Nature has been bountifully generous to Greece, as the country boasts some breathtaking vistas ranging from its iconic blue seas to rugged mountainous ranges lush with green.
But Lake Plastiras, the artificial jewel of Thessaly is a testament to how humans can add beauty to the already astonishing landscape. Granted, it is surrounded by glorious natural beauty, yet, at the same time, it is a place created by human intervention, one of the rare cases where human activity contributes to the creation of a natural environment of unparalleled beauty.
It was formed in 1959 with the completion of the dam at its southern end, at the headwaters of the river Tavropos, also known as Megdovas. The idea for its construction belonged to Nikolaos Plastiras, who, from the moment he conceived the idea until his death, supported and promoted its construction with zeal. However, he passed away before he could see it.

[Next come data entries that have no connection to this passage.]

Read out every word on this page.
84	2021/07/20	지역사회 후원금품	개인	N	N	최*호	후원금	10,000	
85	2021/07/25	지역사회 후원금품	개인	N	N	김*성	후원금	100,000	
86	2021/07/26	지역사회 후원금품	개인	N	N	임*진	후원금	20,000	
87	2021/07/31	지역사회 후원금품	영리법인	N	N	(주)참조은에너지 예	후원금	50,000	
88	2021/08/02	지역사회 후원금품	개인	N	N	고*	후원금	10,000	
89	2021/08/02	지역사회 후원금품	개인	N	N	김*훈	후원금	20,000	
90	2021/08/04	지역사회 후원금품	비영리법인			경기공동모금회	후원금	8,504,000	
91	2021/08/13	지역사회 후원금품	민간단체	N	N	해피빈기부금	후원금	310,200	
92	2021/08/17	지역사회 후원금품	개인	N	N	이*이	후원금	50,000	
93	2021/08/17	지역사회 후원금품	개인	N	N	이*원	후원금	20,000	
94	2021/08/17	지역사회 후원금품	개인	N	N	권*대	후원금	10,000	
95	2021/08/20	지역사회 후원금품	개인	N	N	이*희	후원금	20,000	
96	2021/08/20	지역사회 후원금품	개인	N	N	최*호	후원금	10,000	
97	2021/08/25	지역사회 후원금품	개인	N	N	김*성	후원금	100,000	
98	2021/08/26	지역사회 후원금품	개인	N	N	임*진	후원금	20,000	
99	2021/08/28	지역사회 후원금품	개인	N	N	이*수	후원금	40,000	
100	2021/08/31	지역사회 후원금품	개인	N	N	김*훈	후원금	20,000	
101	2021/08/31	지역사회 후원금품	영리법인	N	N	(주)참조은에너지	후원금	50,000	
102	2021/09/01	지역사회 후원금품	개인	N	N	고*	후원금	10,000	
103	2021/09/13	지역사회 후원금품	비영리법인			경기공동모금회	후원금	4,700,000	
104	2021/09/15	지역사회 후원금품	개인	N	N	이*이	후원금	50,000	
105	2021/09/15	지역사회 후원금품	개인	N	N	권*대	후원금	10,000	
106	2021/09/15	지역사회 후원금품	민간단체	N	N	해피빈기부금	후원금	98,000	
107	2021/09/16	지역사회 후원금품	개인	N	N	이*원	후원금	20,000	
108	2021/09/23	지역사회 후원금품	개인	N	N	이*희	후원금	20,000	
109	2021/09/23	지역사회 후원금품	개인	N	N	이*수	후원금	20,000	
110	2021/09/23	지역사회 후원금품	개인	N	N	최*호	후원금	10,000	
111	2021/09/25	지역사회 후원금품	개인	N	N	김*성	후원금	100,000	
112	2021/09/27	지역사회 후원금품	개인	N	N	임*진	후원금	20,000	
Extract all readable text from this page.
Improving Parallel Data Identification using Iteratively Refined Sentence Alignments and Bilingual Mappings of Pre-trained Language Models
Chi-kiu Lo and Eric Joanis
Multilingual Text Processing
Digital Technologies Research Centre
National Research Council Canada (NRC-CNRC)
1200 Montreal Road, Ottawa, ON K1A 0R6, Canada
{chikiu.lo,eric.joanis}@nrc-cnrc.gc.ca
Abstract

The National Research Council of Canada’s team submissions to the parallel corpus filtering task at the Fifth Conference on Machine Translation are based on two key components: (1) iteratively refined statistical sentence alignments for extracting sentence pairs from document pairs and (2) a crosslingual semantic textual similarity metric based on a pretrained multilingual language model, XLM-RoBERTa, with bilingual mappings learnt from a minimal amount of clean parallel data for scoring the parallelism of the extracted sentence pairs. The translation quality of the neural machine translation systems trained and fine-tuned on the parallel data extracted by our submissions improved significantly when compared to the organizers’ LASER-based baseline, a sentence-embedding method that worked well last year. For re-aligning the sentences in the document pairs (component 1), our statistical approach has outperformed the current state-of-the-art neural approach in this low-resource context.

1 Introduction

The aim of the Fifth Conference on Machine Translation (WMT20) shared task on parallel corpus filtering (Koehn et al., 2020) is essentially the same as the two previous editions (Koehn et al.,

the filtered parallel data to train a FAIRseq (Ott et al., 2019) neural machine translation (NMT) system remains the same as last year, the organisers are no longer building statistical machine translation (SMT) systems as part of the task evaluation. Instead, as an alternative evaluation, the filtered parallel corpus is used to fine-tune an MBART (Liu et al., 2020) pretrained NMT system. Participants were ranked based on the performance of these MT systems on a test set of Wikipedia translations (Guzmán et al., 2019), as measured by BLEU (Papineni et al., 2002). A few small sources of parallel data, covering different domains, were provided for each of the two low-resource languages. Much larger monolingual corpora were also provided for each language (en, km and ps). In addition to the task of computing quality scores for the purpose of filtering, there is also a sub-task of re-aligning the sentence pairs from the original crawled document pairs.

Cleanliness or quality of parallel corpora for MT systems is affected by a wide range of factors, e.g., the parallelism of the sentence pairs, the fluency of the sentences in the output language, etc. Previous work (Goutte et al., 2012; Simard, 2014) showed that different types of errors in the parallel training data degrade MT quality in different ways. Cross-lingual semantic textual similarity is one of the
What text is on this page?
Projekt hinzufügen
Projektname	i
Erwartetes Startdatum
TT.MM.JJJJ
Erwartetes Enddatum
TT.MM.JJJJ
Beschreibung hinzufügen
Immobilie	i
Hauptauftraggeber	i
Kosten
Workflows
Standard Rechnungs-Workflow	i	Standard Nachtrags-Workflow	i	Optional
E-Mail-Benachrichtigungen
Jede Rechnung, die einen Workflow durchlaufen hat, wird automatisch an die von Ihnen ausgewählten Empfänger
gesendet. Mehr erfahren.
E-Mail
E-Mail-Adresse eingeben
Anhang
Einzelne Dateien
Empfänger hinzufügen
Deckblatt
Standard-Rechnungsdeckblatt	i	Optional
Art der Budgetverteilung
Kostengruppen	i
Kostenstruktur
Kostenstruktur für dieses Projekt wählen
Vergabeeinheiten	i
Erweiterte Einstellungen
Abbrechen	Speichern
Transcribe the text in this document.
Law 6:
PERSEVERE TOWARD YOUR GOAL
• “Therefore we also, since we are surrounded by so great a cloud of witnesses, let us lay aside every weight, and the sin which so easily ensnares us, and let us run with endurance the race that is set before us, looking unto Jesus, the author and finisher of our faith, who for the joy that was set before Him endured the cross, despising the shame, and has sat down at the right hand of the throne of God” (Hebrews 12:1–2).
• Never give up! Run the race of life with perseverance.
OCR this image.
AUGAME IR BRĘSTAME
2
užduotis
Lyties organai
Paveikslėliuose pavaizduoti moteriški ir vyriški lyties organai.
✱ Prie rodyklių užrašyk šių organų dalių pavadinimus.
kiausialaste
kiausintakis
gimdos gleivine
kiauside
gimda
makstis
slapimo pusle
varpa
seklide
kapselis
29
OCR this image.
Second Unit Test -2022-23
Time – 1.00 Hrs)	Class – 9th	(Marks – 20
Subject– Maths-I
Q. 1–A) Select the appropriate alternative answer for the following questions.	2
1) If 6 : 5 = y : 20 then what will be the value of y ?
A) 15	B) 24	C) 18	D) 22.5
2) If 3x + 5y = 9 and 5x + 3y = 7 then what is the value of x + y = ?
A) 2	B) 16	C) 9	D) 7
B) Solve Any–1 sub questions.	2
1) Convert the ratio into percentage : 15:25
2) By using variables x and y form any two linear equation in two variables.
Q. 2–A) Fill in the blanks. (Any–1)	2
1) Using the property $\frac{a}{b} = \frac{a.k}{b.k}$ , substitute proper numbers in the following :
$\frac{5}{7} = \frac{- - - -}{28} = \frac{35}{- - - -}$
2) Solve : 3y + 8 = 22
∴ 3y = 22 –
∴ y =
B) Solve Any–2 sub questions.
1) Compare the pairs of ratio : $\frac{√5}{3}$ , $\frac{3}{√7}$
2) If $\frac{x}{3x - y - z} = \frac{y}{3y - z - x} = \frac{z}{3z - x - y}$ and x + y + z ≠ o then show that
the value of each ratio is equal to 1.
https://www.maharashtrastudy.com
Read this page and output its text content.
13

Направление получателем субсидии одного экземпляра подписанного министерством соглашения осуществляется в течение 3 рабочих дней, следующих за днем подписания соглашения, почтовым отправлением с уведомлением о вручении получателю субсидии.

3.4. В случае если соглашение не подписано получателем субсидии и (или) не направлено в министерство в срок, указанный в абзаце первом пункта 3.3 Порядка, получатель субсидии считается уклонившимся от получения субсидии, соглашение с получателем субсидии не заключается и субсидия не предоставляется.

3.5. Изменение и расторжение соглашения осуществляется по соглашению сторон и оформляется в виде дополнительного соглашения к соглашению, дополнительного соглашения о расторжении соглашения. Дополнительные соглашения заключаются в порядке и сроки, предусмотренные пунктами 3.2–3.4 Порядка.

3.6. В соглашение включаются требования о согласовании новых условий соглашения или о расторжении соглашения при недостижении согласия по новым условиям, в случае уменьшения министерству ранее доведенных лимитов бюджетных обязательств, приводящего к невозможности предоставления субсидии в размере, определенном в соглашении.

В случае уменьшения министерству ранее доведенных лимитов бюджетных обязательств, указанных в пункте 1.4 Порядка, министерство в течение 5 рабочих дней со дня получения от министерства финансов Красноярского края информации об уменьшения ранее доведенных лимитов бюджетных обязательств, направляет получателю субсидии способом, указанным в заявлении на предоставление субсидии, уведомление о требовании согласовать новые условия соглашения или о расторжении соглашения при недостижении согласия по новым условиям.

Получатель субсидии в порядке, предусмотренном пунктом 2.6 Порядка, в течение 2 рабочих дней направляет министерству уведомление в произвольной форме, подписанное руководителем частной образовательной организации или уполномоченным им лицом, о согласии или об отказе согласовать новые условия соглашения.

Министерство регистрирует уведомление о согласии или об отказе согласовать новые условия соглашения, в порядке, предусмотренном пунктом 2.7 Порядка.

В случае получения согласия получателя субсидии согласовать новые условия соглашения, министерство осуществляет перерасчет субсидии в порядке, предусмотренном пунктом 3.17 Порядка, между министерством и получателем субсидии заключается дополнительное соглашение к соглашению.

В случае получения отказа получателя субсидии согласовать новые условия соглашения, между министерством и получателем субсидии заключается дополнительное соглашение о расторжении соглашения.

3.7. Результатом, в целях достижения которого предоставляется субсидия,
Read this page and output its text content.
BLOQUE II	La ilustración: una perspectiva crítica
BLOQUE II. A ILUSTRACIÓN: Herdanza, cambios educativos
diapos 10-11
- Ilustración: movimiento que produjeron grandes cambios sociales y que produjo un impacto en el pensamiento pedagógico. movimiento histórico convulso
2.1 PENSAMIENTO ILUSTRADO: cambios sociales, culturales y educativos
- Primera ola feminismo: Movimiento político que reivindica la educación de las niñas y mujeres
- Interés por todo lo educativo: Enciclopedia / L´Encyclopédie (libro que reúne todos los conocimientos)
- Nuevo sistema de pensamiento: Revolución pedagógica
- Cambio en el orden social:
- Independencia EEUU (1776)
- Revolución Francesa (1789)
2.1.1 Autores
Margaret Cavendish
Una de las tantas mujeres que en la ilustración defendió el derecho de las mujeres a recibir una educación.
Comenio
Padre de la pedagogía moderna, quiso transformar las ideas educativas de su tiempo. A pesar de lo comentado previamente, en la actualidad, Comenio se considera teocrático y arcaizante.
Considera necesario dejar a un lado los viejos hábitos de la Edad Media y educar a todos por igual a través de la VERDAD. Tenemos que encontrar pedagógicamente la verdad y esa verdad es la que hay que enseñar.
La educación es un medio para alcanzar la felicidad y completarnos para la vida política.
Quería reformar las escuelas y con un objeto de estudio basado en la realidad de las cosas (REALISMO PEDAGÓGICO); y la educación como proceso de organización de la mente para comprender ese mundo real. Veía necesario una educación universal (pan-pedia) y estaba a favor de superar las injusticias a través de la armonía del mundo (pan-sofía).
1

The 220 m long dam held back the Tavropos waters, which covered the plateau of Nevropolis and created Lake Plastiras (Tavropou). The waters of the lake supply the hydroelectric power station of PPC SA (the leading company in the production and supply of electricity in Greece), irrigate the Thessalian plain and also supply water to the city of Karditsa along with 38 smaller towns and villages within the prefecture and the wider region of Thessaly.
Since the early 1980s, thousands of nature and folk culture lovers have explored the beauty and unique nature of the area. Numerous investments over the last decade have turned the lake area into a sought-after tourist destination and an attraction for thousands of visitors throughout the year. The northwest side of the lake offers by far the best view and is therefore more developed. More specifically, the villages of Neochori and Kalivia Pezoulas are the main tourist destinations of the area. The area is ideal for weekend excursions, but if you decide to stay longer, be sure to visit Meteora, which is about an hour away.